Accordingly, Applicants have described an oversampling technique, LLE-based SMOTE for the classification of imbalanced data. The underlying oversampling algorithm is implemented by incorporating the Locally Linear Embedding technique into the SMOTE algorithm. Experimental results demonstrate that the LLE-based SMOTE algorithm attains a performance enhanced to that of the conventional SMOTE.
References known to Applicants include:
Chawla, N., Bowyer, K., Hall, L. & Kegelmeyer, W, SMOTE: Synthetic Minority Over-sampling Technique. Journal of Artificial Intelligence Research, 2002, 16: 341-378;
Sam T R, Lawrence K. S. Nonlinear dimensionality reduction by locally linear embedding. Science, 2000, 290(5500): 2323-2326;
Xu Zhi-jie, Yang Jie & Wang Meng. A new nonlinear dimensionality reduction for color image. Journal of Shanghai Jiaotong University, 2005,39(2): 279-283;
Rehan Akbani, Stephen Kwek, & Nathalie Japkowicz. Applying Support Vector Machines to Imbalanced Datasets. ECML 2004: 39-50;
Zhan De-chuan, Zhou Zhi-hua. Neighbor Line-based Locally linear Embedding. Proceedings of the 10th Pacific-Asia Conference on Knowledge Discovery and Data Mining 2006;
Dick de Ridder, Marco Loog & Marcel J. T. Reinders. Local Fisher Embedding. ICPR 2004, 2: 295-298; and
Yi Sun, Mark Robinson, Rod Adams, Paul Kaye, Alistair G. Rust, & Neil Davey Using a Hybrid Adaboost Algorithm to Integrate Binding Site Predictions.
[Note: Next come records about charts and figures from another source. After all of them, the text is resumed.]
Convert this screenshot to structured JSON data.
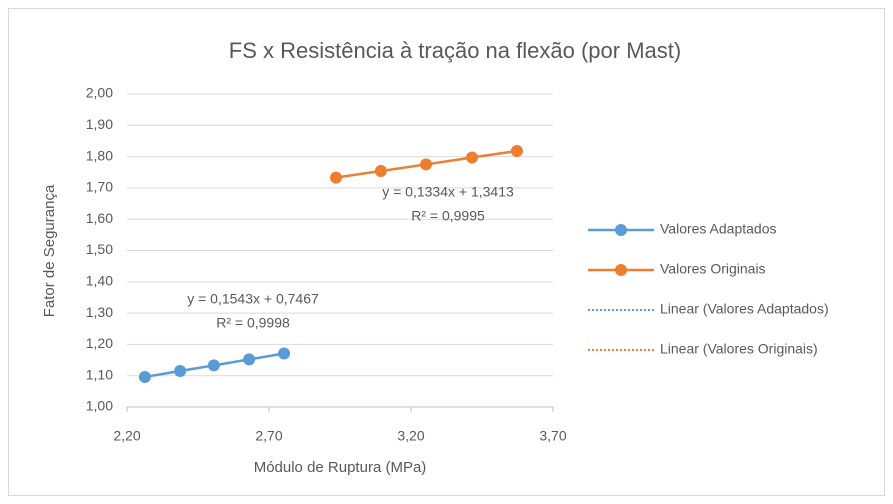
{
  "chart_data": {
    "type": "scatter",
    "title": "FS x Resistência à tração na flexão (por Mast)",
    "x_label": "Módulo de Ruptura (MPa)",
    "y_label": "Fator de Segurança",
    "xlim": [
      2.2,
      3.7
    ],
    "xticks": [
      {
        "value": 2.2,
        "label": "2,20"
      },
      {
        "value": 2.7,
        "label": "2,70"
      },
      {
        "value": 3.2,
        "label": "3,20"
      },
      {
        "value": 3.7,
        "label": "3,70"
      }
    ],
    "ylim": [
      1.0,
      2.0
    ],
    "yticks": [
      {
        "value": 1.0,
        "label": "1,00"
      },
      {
        "value": 1.1,
        "label": "1,10"
      },
      {
        "value": 1.2,
        "label": "1,20"
      },
      {
        "value": 1.3,
        "label": "1,30"
      },
      {
        "value": 1.4,
        "label": "1,40"
      },
      {
        "value": 1.5,
        "label": "1,50"
      },
      {
        "value": 1.6,
        "label": "1,60"
      },
      {
        "value": 1.7,
        "label": "1,70"
      },
      {
        "value": 1.8,
        "label": "1,80"
      },
      {
        "value": 1.9,
        "label": "1,90"
      },
      {
        "value": 2.0,
        "label": "2,00"
      }
    ],
    "grid": true,
    "legend": "right",
    "series": [
      {
        "name": "Valores Adaptados",
        "color": "#5b9bd5",
        "x": [
          2.263,
          2.387,
          2.506,
          2.63,
          2.753
        ],
        "values": [
          1.096,
          1.115,
          1.133,
          1.152,
          1.171
        ]
      },
      {
        "name": "Valores Originais",
        "color": "#ed7d31",
        "x": [
          2.936,
          3.094,
          3.253,
          3.415,
          3.573
        ],
        "values": [
          1.733,
          1.754,
          1.775,
          1.797,
          1.818
        ]
      },
      {
        "name": "Linear (Valores Adaptados)",
        "color": "#5b9bd5",
        "style": "dotted",
        "trend_of": 0
      },
      {
        "name": "Linear (Valores Originais)",
        "color": "#ed7d31",
        "style": "dotted",
        "trend_of": 1
      }
    ],
    "annotations": [
      {
        "lines": [
          "y = 0,1543x + 0,7467",
          "R² = 0,9998"
        ],
        "series": 0
      },
      {
        "lines": [
          "y = 0,1334x + 1,3413",
          "R² = 0,9995"
        ],
        "series": 1
      }
    ]
  }
}
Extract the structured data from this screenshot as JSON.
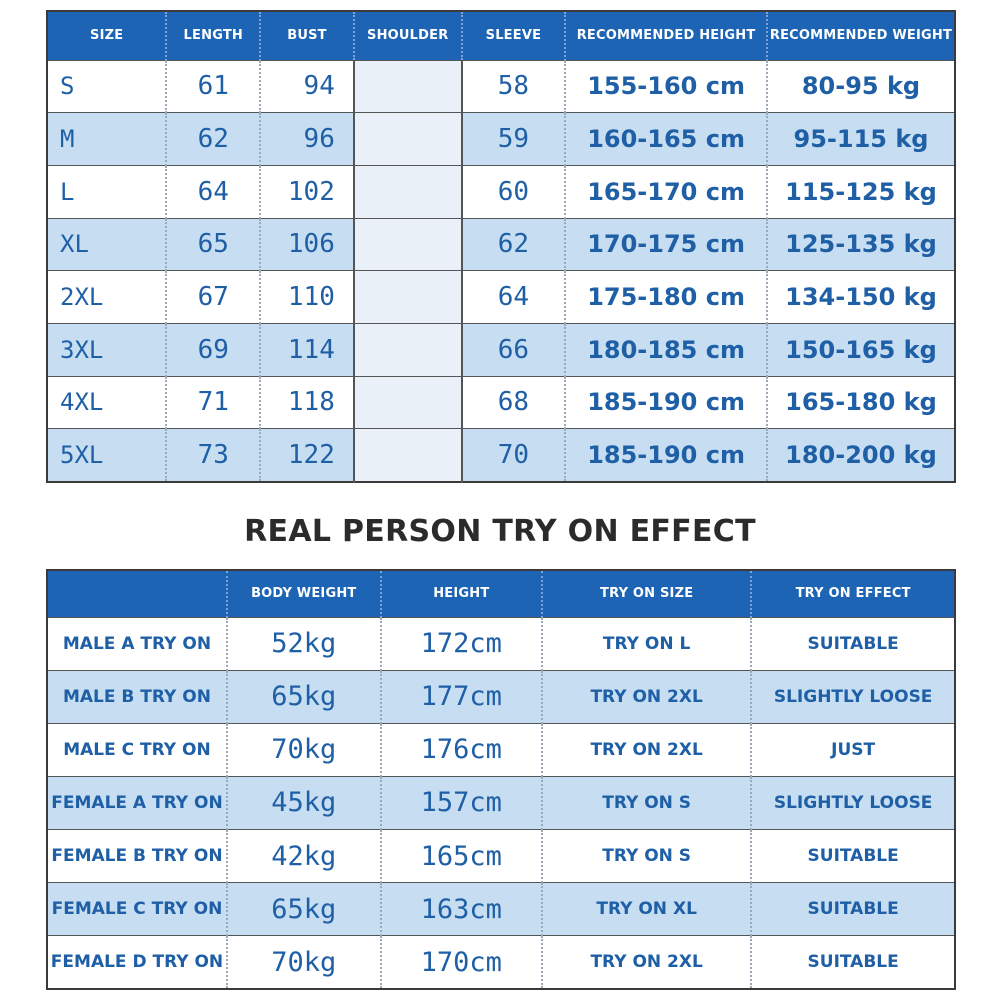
{
  "size_chart": {
    "headers": [
      "SIZE",
      "LENGTH",
      "BUST",
      "SHOULDER",
      "SLEEVE",
      "RECOMMENDED HEIGHT",
      "RECOMMENDED WEIGHT"
    ],
    "rows": [
      {
        "size": "S",
        "length": "61",
        "bust": "94",
        "shoulder": "",
        "sleeve": "58",
        "height": "155-160 cm",
        "weight": "80-95 kg"
      },
      {
        "size": "M",
        "length": "62",
        "bust": "96",
        "shoulder": "",
        "sleeve": "59",
        "height": "160-165 cm",
        "weight": "95-115 kg"
      },
      {
        "size": "L",
        "length": "64",
        "bust": "102",
        "shoulder": "",
        "sleeve": "60",
        "height": "165-170 cm",
        "weight": "115-125 kg"
      },
      {
        "size": "XL",
        "length": "65",
        "bust": "106",
        "shoulder": "",
        "sleeve": "62",
        "height": "170-175 cm",
        "weight": "125-135 kg"
      },
      {
        "size": "2XL",
        "length": "67",
        "bust": "110",
        "shoulder": "",
        "sleeve": "64",
        "height": "175-180 cm",
        "weight": "134-150 kg"
      },
      {
        "size": "3XL",
        "length": "69",
        "bust": "114",
        "shoulder": "",
        "sleeve": "66",
        "height": "180-185 cm",
        "weight": "150-165 kg"
      },
      {
        "size": "4XL",
        "length": "71",
        "bust": "118",
        "shoulder": "",
        "sleeve": "68",
        "height": "185-190 cm",
        "weight": "165-180 kg"
      },
      {
        "size": "5XL",
        "length": "73",
        "bust": "122",
        "shoulder": "",
        "sleeve": "70",
        "height": "185-190 cm",
        "weight": "180-200 kg"
      }
    ]
  },
  "try_on": {
    "title": "REAL PERSON TRY ON EFFECT",
    "headers": [
      "",
      "BODY WEIGHT",
      "HEIGHT",
      "TRY ON SIZE",
      "TRY ON EFFECT"
    ],
    "rows": [
      {
        "name": "MALE A TRY ON",
        "weight": "52kg",
        "height": "172cm",
        "size": "TRY ON L",
        "effect": "SUITABLE"
      },
      {
        "name": "MALE B TRY ON",
        "weight": "65kg",
        "height": "177cm",
        "size": "TRY ON 2XL",
        "effect": "SLIGHTLY LOOSE"
      },
      {
        "name": "MALE C TRY ON",
        "weight": "70kg",
        "height": "176cm",
        "size": "TRY ON 2XL",
        "effect": "JUST"
      },
      {
        "name": "FEMALE A TRY ON",
        "weight": "45kg",
        "height": "157cm",
        "size": "TRY ON S",
        "effect": "SLIGHTLY LOOSE"
      },
      {
        "name": "FEMALE B TRY ON",
        "weight": "42kg",
        "height": "165cm",
        "size": "TRY ON S",
        "effect": "SUITABLE"
      },
      {
        "name": "FEMALE C TRY ON",
        "weight": "65kg",
        "height": "163cm",
        "size": "TRY ON XL",
        "effect": "SUITABLE"
      },
      {
        "name": "FEMALE D TRY ON",
        "weight": "70kg",
        "height": "170cm",
        "size": "TRY ON 2XL",
        "effect": "SUITABLE"
      }
    ]
  },
  "colors": {
    "header_blue": "#1d64b4",
    "row_alt": "#c6ddf2",
    "text_blue": "#1f5fa6",
    "title": "#2b2b2b"
  }
}
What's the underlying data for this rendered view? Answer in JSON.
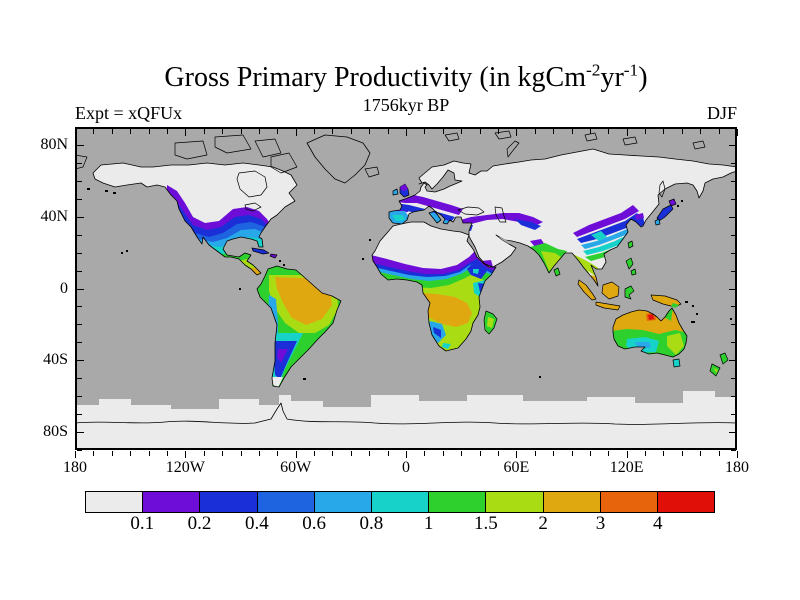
{
  "title": {
    "main": "Gross Primary Productivity (in kgCm",
    "sup1": "-2",
    "mid": "yr",
    "sup2": "-1",
    "end": ")"
  },
  "subtitle": "1756kyr BP",
  "expt_label": "Expt = xQFUx",
  "season_label": "DJF",
  "axes": {
    "x_labels": [
      "180",
      "120W",
      "60W",
      "0",
      "60E",
      "120E",
      "180"
    ],
    "y_labels": [
      "80N",
      "40N",
      "0",
      "40S",
      "80S"
    ]
  },
  "colorbar": {
    "labels": [
      "0.1",
      "0.2",
      "0.4",
      "0.6",
      "0.8",
      "1",
      "1.5",
      "2",
      "3",
      "4"
    ],
    "colors": [
      "#ebebeb",
      "#6e0dd8",
      "#1a2fd8",
      "#1e64e0",
      "#28a8e8",
      "#16d2c8",
      "#2ed02e",
      "#aadc14",
      "#e0a810",
      "#e8640c",
      "#e01008"
    ]
  },
  "colors": {
    "ocean": "#a9a9a9",
    "land": "#ebebeb",
    "coastline": "#000000",
    "frame": "#000000",
    "background": "#ffffff"
  },
  "chart_data": {
    "type": "filled_contour_map",
    "variable": "Gross Primary Productivity",
    "units": "kgCm-2yr-1",
    "experiment": "xQFUx",
    "time": "1756kyr BP",
    "season": "DJF",
    "projection": "equirectangular",
    "lon_range": [
      -180,
      180
    ],
    "lat_range": [
      -90,
      90
    ],
    "contour_levels": [
      0.1,
      0.2,
      0.4,
      0.6,
      0.8,
      1,
      1.5,
      2,
      3,
      4
    ],
    "palette": [
      "#ebebeb",
      "#6e0dd8",
      "#1a2fd8",
      "#1e64e0",
      "#28a8e8",
      "#16d2c8",
      "#2ed02e",
      "#aadc14",
      "#e0a810",
      "#e8640c",
      "#e01008"
    ],
    "x_ticks_major_deg": 60,
    "x_ticks_minor_deg": 10,
    "y_ticks_major_deg": 40,
    "y_ticks_minor_deg": 10,
    "legend_position": "bottom",
    "regions": [
      {
        "region": "Northern high latitudes (Canada, N Europe, Siberia, Tibet)",
        "value": "<0.1 (winter dormant, light gray)"
      },
      {
        "region": "Sahara and Arabia",
        "value": "<0.1"
      },
      {
        "region": "Southern US / S Europe / E China",
        "value": "0.1-1 banded transition (purple-blue-cyan)"
      },
      {
        "region": "Mexico, Sahel, India, S China",
        "value": "1-2 (green / yellow-green)"
      },
      {
        "region": "Amazon basin",
        "value": "2-3 (orange core)"
      },
      {
        "region": "Congo basin and W Africa",
        "value": "2-3 (orange core)"
      },
      {
        "region": "Maritime SE Asia (Sumatra, Borneo, Java, New Guinea)",
        "value": "2-3"
      },
      {
        "region": "Northern Australia",
        "value": "2-3 with tiny spot >4 (red)"
      },
      {
        "region": "Central-south Australia",
        "value": "0.6-1 (cyan patch)"
      },
      {
        "region": "Patagonia and SW Africa coast",
        "value": "0.1-0.6 (blue/purple)"
      },
      {
        "region": "Antarctica and Greenland",
        "value": "ice, no data (light gray)"
      }
    ]
  }
}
ICMI 2005.
A preferred embodiment of the present invention is described as a software program. Those skilled in the art will recognize that the equivalent of such software may also be constructed in hardware. Because image manipulation algorithms and systems are well known, the present description will be directed in particular to algorithms and systems forming part of, or cooperating more directly with, the method in accordance with the present invention. Other aspects of such algorithms and systems, and hardware and/or software for producing and otherwise processing the image signals involved therewith, not specifically shown or described herein may be selected from such systems, algorithms, components and elements known in the art.
A computer program product may include one or more storage medium, for example; magnetic storage media such as magnetic disk (such as a floppy disk) or magnetic tape; optical storage media such as optical disk, optical tape, or machine readable bar code; solid-state electronic storage devices such as random access memory (RAM), or read-only memory (ROM); or any other physical device or media employed to store a computer program having instructions for controlling one or more computers to practice the method according to the present invention.
All documents, patents, journal articles and other materials cited in the present application are hereby incorporated by reference.
The invention has been described in detail with particular reference to a presently preferred embodiment, but it will be understood that variations and modifications can be effected within the spirit and scope of the invention. The presently disclosed embodiments are therefore considered in all respects to be illustrative and not restrictive.

Claims

1. A data classification method, comprising the steps of:

providing data mapped in a first space;

mapping the data into a second space using locally linear embedding to generate mapped data;

applying a synthetic minority over-sampling technique (SMOTE) to the mapped data to generate new data; and

mapping the new data into the first space.

2. The method of claim 1, wherein the second space is a lower-dimensional space than the first space.

3. The method of claim 1, wherein the second space is a linearly separable feature space.

4. A computer storage product having at least one computer storage medium having instructions stored therein causing one or more computers to perform the method of claim 1.